Survivor of deadly Alpine Meadows avalanche recounts five-day ordeal

By Bran Branan, Sacramento Bee

MAMMOTH LAKES — Anna Allen survived the most deadly avalanche in U.S. ski history, fighting through frostbite and severe dehydration during the five days she was buried beneath heavy snow and debris at Alpine Meadows.

The March 31, 1982, avalanche took the lives of seven people, including Allen’s boyfriend and three of her colleagues at the Truckee-area ski resort. Allen attributes her survival to her faith in the search and rescue system, but understands that luck played a role. She was in a building when the great wave of snow slammed into it; the building was crushed but the debris helped create an air pocket that saved her.

In the more typical avalanche scenario – a victim encased in snow – Allen would not have survived. According to one widely cited Canadian study, people buried in an avalanche are unlikely to survive if not rescued within 20 minutes, because of the dangers posed by trauma and suffocation.
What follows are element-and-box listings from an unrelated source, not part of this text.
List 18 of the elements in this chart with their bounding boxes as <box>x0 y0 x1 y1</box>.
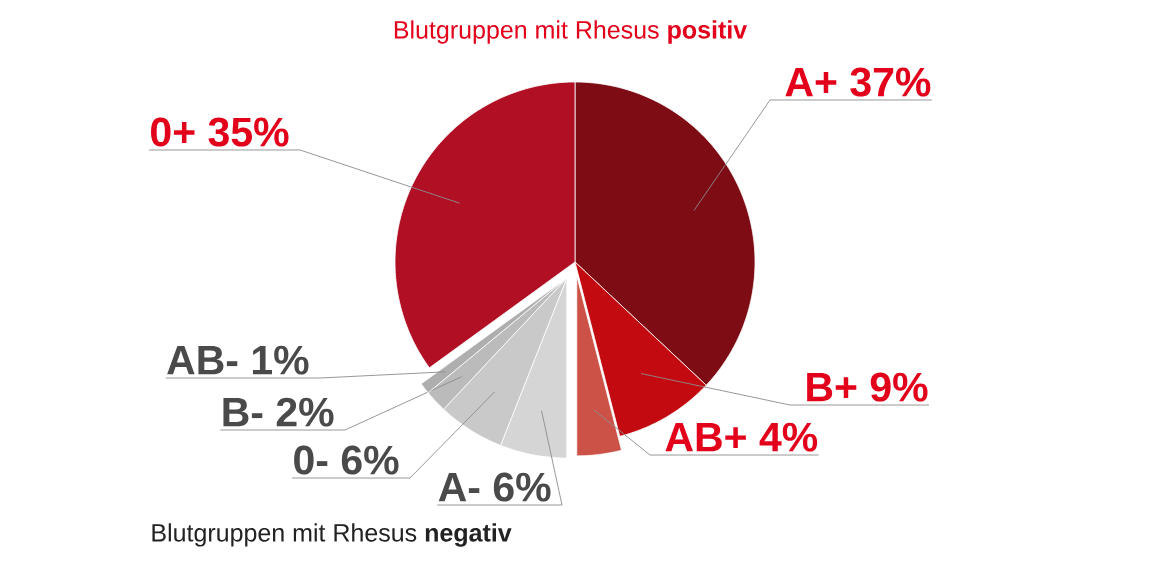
slice-label: AB- <box>167 346 238 375</box>
slice-label: AB+ <box>665 423 746 452</box>
data-label: 6% <box>493 472 551 502</box>
text: Blutgruppen mit Rhesus negativ <box>152 523 512 547</box>
data-label: 1% <box>252 345 309 375</box>
slice-label: A- <box>438 472 480 502</box>
data-label: 2% <box>276 397 334 427</box>
slice-label: 0- <box>294 445 328 475</box>
slice-label: B- <box>223 398 263 427</box>
data-label: 37% <box>850 67 931 97</box>
data-label: 35% <box>208 117 289 147</box>
slice-label: 0+ <box>151 117 195 147</box>
data-label: 4% <box>759 422 818 452</box>
data-label: 9% <box>870 372 928 402</box>
slice-label: A+ <box>785 67 837 97</box>
slice-label: B+ <box>807 372 857 402</box>
data-label: 6% <box>341 445 399 475</box>
chart-title: Blutgruppen mit Rhesus positiv <box>394 20 748 44</box>
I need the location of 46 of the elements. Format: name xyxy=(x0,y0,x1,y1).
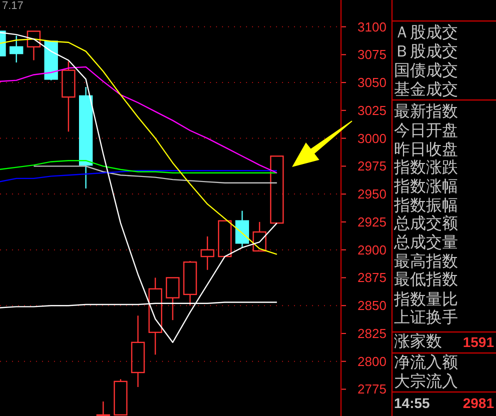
line-series xyxy=(0,170,278,182)
text: 总成交额 xyxy=(393,214,458,232)
text: 净流入额 xyxy=(394,354,458,372)
text: 昨日收盘 xyxy=(394,142,458,158)
candlestick xyxy=(200,236,214,270)
y-tick-label: 2800 xyxy=(358,354,386,369)
y-tick-label: 2875 xyxy=(358,270,386,286)
text: 14:55 xyxy=(394,395,430,411)
text: 1591 xyxy=(462,334,494,350)
y-tick-label: 3025 xyxy=(358,102,386,118)
y-tick-label: 2825 xyxy=(358,326,386,341)
text: 国债成交 xyxy=(394,62,458,80)
text: 指数涨跌 xyxy=(393,158,458,176)
text: 指数振幅 xyxy=(393,196,458,214)
candlestick xyxy=(131,315,145,388)
y-tick-label: 2925 xyxy=(358,214,386,230)
y-tick-label: 2775 xyxy=(358,382,386,397)
y-tick-label: 2850 xyxy=(358,298,386,314)
y-tick-label: 3000 xyxy=(358,130,386,146)
text: 最高指数 xyxy=(394,252,458,270)
text: 今日开盘 xyxy=(394,122,458,140)
text: 大宗流入 xyxy=(394,372,458,390)
text: 总成交量 xyxy=(393,234,458,252)
annotation: 7.17 xyxy=(2,0,24,12)
text: 涨家数 xyxy=(394,332,442,350)
line-series xyxy=(0,66,278,174)
text: Ａ股成交 xyxy=(394,24,458,42)
text: 指数涨幅 xyxy=(393,178,458,196)
y-tick-label: 2950 xyxy=(358,186,386,202)
y-tick-label: 3100 xyxy=(358,19,386,34)
line-series xyxy=(33,166,278,184)
text: 最新指数 xyxy=(394,102,458,120)
text: 最低指数 xyxy=(394,270,458,288)
line-series xyxy=(0,32,278,343)
candlestick xyxy=(235,210,250,248)
y-tick-label: 3050 xyxy=(358,75,386,90)
text: Ｂ股成交 xyxy=(394,42,458,60)
y-tick-label: 3075 xyxy=(358,47,386,62)
candlestick xyxy=(148,277,162,356)
text: 基金成交 xyxy=(394,80,458,98)
text: 指数量比 xyxy=(393,290,458,308)
y-tick-label: 2975 xyxy=(358,158,386,174)
y-tick-label: 2900 xyxy=(358,242,386,258)
text: 2981 xyxy=(462,395,494,411)
line-series xyxy=(0,160,278,174)
text: 上证换手 xyxy=(394,308,458,326)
The return of significant snowfall to the Sierra this season, after four years of below-average precipitation, has brought skiers back to the mountains – and raised the risks for avalanches. Leaders of Sierra search and rescue teams say stories such as Allen’s have given them greater motivation to continue intensive recovery efforts for avalanche victims even when circumstances suggest they are dead.

Such determination was on display in late January, when crews from across the state braved storms and high avalanche risk for five days as they looked for 23-year-old Carson May, a Sugar Bowl ski instructor who went missing.